An integrated approach to improve health equity. For her part, Sara Singer, professor in the School of Medicine, is looking to overcome barriers to health equity by analyzing why well-intentioned efforts within communities to address economic instability, inadequate education, and other social determinants of health often fail. According to Singer, these collaborations—often involving public, nonprofit, and for-profit entities—run into challenges of insufficient coordination, communication, and cooperation. Singer, who is also a professor by courtesy in the Graduate School of Business, is envisioning a Health Equity Collaboration Lab to work with cross-sector initiatives in Silicon Valley to help them overcome common challenges to collaboration, including the need for more input from the community to more effectively improve health equity in the region.
"I started the year wondering ‘How do I get started, where do I go?’ To end the year thinking, ‘Now I need to focus on where I can have the most impact’ is a great feeling."
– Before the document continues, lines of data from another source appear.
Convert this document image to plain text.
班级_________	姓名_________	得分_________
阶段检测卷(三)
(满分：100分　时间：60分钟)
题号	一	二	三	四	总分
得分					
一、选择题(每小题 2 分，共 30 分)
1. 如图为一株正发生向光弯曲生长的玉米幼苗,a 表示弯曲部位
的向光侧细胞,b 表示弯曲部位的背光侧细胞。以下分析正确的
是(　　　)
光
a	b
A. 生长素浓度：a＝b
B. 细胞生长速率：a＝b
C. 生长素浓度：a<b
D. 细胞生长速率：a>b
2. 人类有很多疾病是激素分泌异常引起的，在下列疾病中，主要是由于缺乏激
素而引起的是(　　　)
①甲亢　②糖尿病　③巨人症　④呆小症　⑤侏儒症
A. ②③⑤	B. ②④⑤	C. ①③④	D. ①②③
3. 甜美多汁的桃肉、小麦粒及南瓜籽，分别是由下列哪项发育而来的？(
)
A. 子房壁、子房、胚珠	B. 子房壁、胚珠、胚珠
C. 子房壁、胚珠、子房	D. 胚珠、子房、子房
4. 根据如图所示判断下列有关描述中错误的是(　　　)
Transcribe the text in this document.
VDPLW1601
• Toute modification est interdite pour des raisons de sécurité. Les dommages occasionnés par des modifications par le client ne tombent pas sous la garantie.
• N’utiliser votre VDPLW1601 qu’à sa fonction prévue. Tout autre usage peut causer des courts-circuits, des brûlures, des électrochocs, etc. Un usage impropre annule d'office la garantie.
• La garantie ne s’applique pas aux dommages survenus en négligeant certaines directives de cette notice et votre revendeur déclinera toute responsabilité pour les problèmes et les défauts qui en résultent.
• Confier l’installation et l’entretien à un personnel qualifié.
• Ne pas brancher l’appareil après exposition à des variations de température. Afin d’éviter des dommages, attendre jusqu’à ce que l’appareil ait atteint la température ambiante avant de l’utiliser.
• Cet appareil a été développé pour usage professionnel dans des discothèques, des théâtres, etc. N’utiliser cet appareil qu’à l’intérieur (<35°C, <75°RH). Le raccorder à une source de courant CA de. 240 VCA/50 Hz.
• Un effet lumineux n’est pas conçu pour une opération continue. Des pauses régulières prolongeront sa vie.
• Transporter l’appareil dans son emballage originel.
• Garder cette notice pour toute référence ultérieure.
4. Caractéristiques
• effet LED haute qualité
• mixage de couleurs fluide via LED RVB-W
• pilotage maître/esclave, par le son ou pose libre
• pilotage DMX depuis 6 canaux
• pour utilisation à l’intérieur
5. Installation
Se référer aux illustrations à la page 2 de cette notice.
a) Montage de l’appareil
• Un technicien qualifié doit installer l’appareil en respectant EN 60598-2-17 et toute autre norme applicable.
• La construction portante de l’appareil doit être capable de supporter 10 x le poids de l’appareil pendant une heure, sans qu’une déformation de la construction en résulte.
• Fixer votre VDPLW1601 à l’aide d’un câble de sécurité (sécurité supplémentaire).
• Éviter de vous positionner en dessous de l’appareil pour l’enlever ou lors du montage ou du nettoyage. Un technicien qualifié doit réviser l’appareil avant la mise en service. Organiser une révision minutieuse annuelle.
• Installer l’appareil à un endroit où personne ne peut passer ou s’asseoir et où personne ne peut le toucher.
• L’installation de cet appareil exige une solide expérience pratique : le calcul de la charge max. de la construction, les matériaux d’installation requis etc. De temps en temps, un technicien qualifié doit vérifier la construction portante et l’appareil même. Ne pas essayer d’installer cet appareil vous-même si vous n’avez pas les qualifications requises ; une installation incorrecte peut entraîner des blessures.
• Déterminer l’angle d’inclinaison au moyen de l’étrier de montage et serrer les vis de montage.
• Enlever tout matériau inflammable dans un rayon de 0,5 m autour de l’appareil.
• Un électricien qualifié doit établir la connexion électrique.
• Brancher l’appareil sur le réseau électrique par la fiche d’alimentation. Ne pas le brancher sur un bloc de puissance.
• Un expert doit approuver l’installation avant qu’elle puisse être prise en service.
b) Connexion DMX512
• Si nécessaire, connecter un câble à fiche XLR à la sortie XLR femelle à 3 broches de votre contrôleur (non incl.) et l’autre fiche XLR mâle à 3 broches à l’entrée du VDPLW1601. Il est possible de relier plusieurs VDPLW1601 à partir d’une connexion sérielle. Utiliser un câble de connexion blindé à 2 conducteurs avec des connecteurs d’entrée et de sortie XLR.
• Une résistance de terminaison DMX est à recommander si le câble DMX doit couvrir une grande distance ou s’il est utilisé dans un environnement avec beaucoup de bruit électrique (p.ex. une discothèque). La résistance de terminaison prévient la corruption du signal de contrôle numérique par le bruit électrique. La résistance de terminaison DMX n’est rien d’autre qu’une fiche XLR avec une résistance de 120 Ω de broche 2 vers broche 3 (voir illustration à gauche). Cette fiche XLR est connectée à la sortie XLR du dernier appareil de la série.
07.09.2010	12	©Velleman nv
Financial support and mentorship were not the only benefits the design fellows gained from their Stanford Impact Labs experience. “The camaraderie that we’ve developed over this year has been one of the more beneficial parts of this program,” Jiménez said at the start of his presentation. He described, too, his hopes for working with the next generation of researchers, starting with Stanford undergraduates, to help inspire in them a similar passion to “create a more harmonious American society.”
Krysten Crawford produced this article as a freelance journalist earlier this year.